It is ironic indeed that the United Nations -- so often a misguided ally in promulgating sensible ideas -- is marking this week what it believes is a vital anniversary in the course of global human affairs.
Manhattan's best baby blue helmets are in full celebration, but it's not to solemnly recognize the global-changing events of September 11 and the lasting change imposed on our world. Rather, the UN -- which in no major way recognized 9-11 last week -- is breaking out the party hats to celebrate the 20th anniversary of something called the Montreal Protocol on Substances That Deplete the Ozone Layer.
The protocol is named for a wide-ranging agreement signed September 16, 1987 by 24 countries (including the United States) and the European Economic Community that called for all of the grand signatories to phase down (and then out) the use of CFCs, halons and other man-made ODCs (ozone depletion chemicals).
Dr. Henry I. Miller, a former high-ranking official of Ronald Reagan's Food and Drug Administration, described the protocol this way: "In essence, this is an agreement to limit or phase out various chemicals, and although it stipulates that measures taken to protect the ozone layer from depletion should be based on relevant scientific knowledge, taking into account technical and economic considerations, appropriate balancing of all these factors has been lacking."

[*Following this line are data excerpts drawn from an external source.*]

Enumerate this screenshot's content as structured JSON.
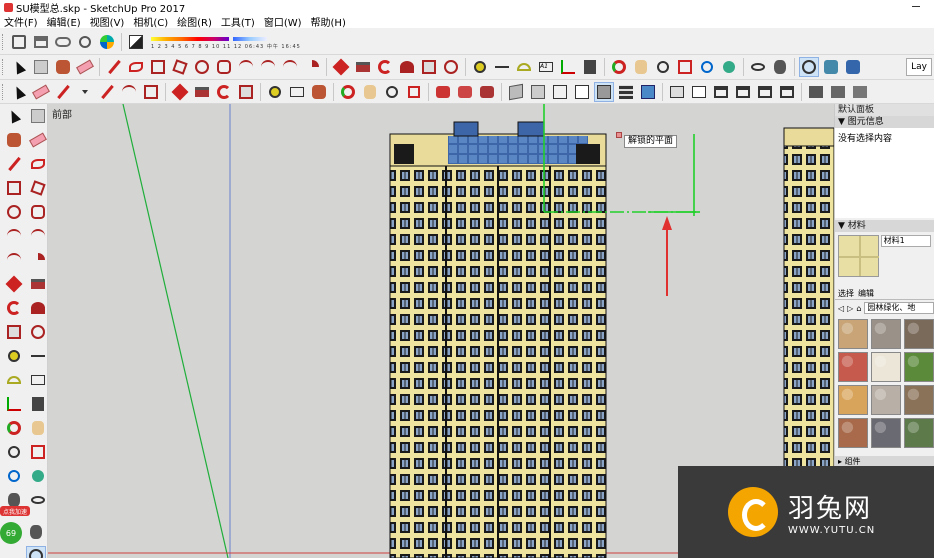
{
  "window": {
    "title": "SU模型总.skp - SketchUp Pro 2017"
  },
  "menu": [
    "文件(F)",
    "编辑(E)",
    "视图(V)",
    "相机(C)",
    "绘图(R)",
    "工具(T)",
    "窗口(W)",
    "帮助(H)"
  ],
  "toolbar": {
    "shadow_numbers": "1 2 3 4 5 6 7 8 9 10 11 12",
    "shadow_time_left": "06:43",
    "shadow_mid": "中午",
    "shadow_time_right": "16:45",
    "layer_label": "Lay"
  },
  "viewport": {
    "scene_tab": "前部",
    "tooltip": "解锁的平面"
  },
  "left_toolbar": {
    "speed_badge": "点我加速",
    "number_badge": "69"
  },
  "right_panel": {
    "tray_title": "默认面板",
    "entity_info_header": "图元信息",
    "entity_info_body": "没有选择内容",
    "materials_header": "材料",
    "material_name": "材料1",
    "tab_select": "选择",
    "tab_edit": "编辑",
    "library": "园林绿化、地",
    "components_header": "组件"
  },
  "textures": [
    "#c8a476",
    "#9a9288",
    "#7a6a5a",
    "#c65a4c",
    "#ece6d8",
    "#5a8a3a",
    "#d8a45c",
    "#b8b0a6",
    "#8a7258",
    "#a86a4a",
    "#6a6a72",
    "#5c7a4a"
  ],
  "watermark": {
    "brand": "羽兔网",
    "url": "WWW.YUTU.CN"
  }
}
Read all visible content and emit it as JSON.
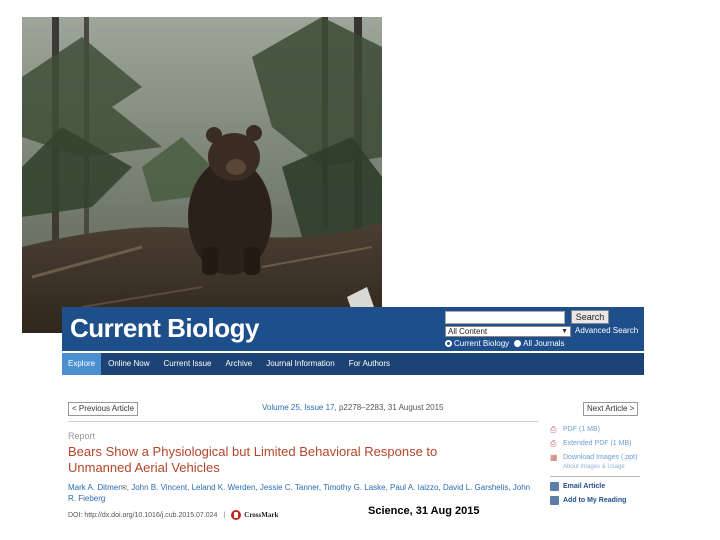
{
  "photo": {
    "icon": "bear-in-forest-photo"
  },
  "journal_page": {
    "logo": "Current Biology",
    "search": {
      "placeholder": "",
      "button": "Search"
    },
    "scope_select": {
      "selected": "All Content"
    },
    "advanced_search": "Advanced Search",
    "radios": [
      {
        "label": "Current Biology",
        "checked": true
      },
      {
        "label": "All Journals",
        "checked": false
      }
    ],
    "nav": [
      {
        "label": "Explore",
        "active": true
      },
      {
        "label": "Online Now",
        "active": false
      },
      {
        "label": "Current Issue",
        "active": false
      },
      {
        "label": "Archive",
        "active": false
      },
      {
        "label": "Journal Information",
        "active": false
      },
      {
        "label": "For Authors",
        "active": false
      }
    ],
    "prev_article": "< Previous Article",
    "next_article": "Next Article >",
    "citation": {
      "volume": "Volume 25, Issue 17,",
      "rest": "p2278–2283, 31 August 2015"
    },
    "article_type": "Report",
    "title": "Bears Show a Physiological but Limited Behavioral Response to Unmanned Aerial Vehicles",
    "authors_first": "Mark A. Ditmer",
    "authors_rest": ", John B. Vincent, Leland K. Werden, Jessie C. Tanner, Timothy G. Laske, Paul A. Iaizzo, David L. Garshelis, John R. Fieberg",
    "doi": "DOI: http://dx.doi.org/10.1016/j.cub.2015.07.024",
    "doi_sep": "|",
    "crossmark": "CrossMark",
    "sidebar": {
      "pdf": "PDF (1 MB)",
      "extended_pdf": "Extended PDF (1 MB)",
      "download_images": "Download Images (.ppt)",
      "about_images": "About Images & Usage",
      "email_article": "Email Article",
      "add_to_reading": "Add to My Reading"
    },
    "colors": {
      "header": "#1f4f8a",
      "nav": "#1d4374",
      "active_tab": "#4a8fd0",
      "title": "#b5452a",
      "link": "#2a6db5"
    }
  },
  "caption": "Science, 31 Aug 2015"
}
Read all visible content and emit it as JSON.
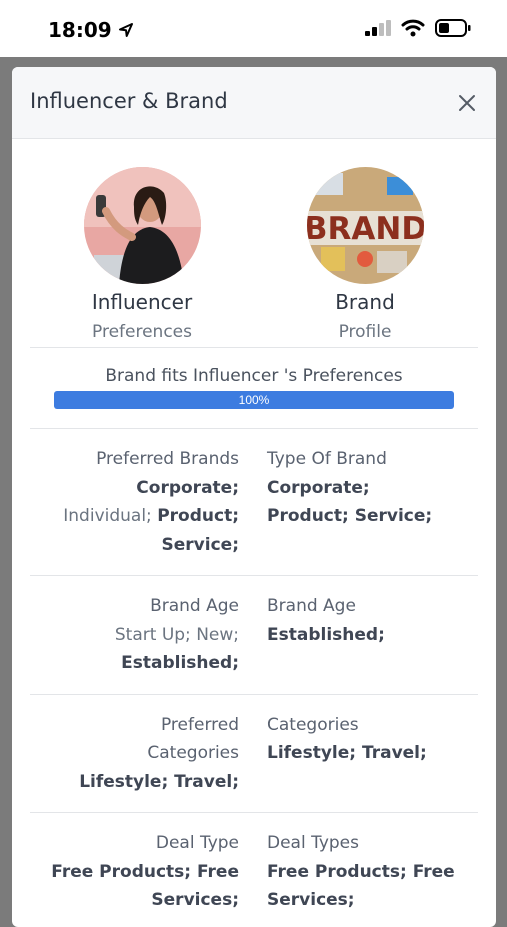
{
  "status": {
    "time": "18:09"
  },
  "modal": {
    "title": "Influencer & Brand"
  },
  "influencer": {
    "name": "Influencer",
    "sub": "Preferences"
  },
  "brand": {
    "name": "Brand",
    "sub": "Profile",
    "logo_text": "BRAND"
  },
  "match": {
    "label": "Brand fits Influencer 's Preferences",
    "percent_text": "100%",
    "fill_fraction": 1.0
  },
  "rows": [
    {
      "left_header": "Preferred Brands",
      "left_lines": [
        [
          "Corporate;"
        ],
        [
          "Individual;",
          "Product;"
        ],
        [
          "Service;"
        ]
      ],
      "right_header": "Type Of Brand",
      "right_lines": [
        "Corporate;",
        "Product; Service;"
      ]
    },
    {
      "left_header": "Brand Age",
      "left_lines": [
        "Start Up; New;",
        "Established;"
      ],
      "right_header": "Brand Age",
      "right_lines": [
        "Established;"
      ]
    },
    {
      "left_header": "Preferred",
      "left_header2": "Categories",
      "left_lines": [
        "Lifestyle; Travel;"
      ],
      "right_header": "Categories",
      "right_lines": [
        "Lifestyle; Travel;"
      ]
    },
    {
      "left_header": "Deal Type",
      "left_lines": [
        "Free Products; Free",
        "Services;"
      ],
      "right_header": "Deal Types",
      "right_lines": [
        "Free Products; Free",
        "Services;"
      ]
    }
  ],
  "colors": {
    "accent": "#3d7ce0",
    "text": "#2f3744",
    "muted": "#6b7480"
  }
}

The lack of "balance" Miller refers is exemplified by the holy war that the environmental community is waging against chemicals we use every day -- and their weapon of choice is the Montreal Protocol.
Kofi Annan, for example, has being quoted as saying that the treaty is "perhaps the single most successful international environment-related agreement to date." Hugo Chavez, of course, has announced that Venezuela's Ministry of the Environment won't miss the anniversary celebration for the world. This is the nature of what the United Nations thinks is important.
Many will no doubt respond, "Why should we care?" Not a bad questions, as this is not the first time the United Nations has demonstrated skewed priorities. After all, when you elect Idi Amin to your human rights commission, people are going to question your judgment.
But the Montreal Protocol is much more than another silly piece of paper under the UN's letterhead. It is more to the point a mutual non-aggression pact that the United States has essentially signed with itself, reducing its use and supply of necessary chemicals, while the rest of the world laughs at our goodwill and essentially does whatever they want to their environment.
Among the current signatories to the protocol include Cuba, Haiti, Iran and North Korea. One can hardly imagine Sheryl Crow being able to convene a rock concert and hector Kim Jong-Il about his environmental policies. This is the lack of "balance" Miller is talking about.
Closer to home, the impact of the Protocol can be felt everywhere from our agricultural industry -- which is finding it increasingly difficult to access needed chemicals and fumigants -- to our national security system, which is being compromised because of the elimination of substances that can make us more safe.
Much in the news is a fumigant called methyl bromide, a major staple of America's agricultural industry, which has been determined to have other valuable uses.
Rudolf Scheffrahn, a professor of entomology at the University of Florida, says, "As Anthrax and other biological weapons continue to be worrisome and deadly threats, our scientific research has found that the common pest control agent methyl bromide is more effective and cheaper than current treatments in eradicating deadly anthrax bacterial spores from buildings and other enclosed spaces."
One might conclude that this scientific evidence would make an impact the global environmental community, which purports to place a premium on these things. And yet a consensus is forming around the idea that the Montreal Protocol, in seeking to radically restrict America's access to substances like methyl bromide, is defiantly and dangerously making us less safe, putting protocol far above principle.
To millions of Americans, September 11 was a transformative event, and it communicated a clear learning that we are less safe than we should be and that the consequences of this educational process claimed the lives of thousands of people.
Part of that learning process was on display last week, as the UN turned to its collective calendar, noted that it's September, and determined that the most profound anniversary of the month is one that is making America more vulnerable to another terrorist attack.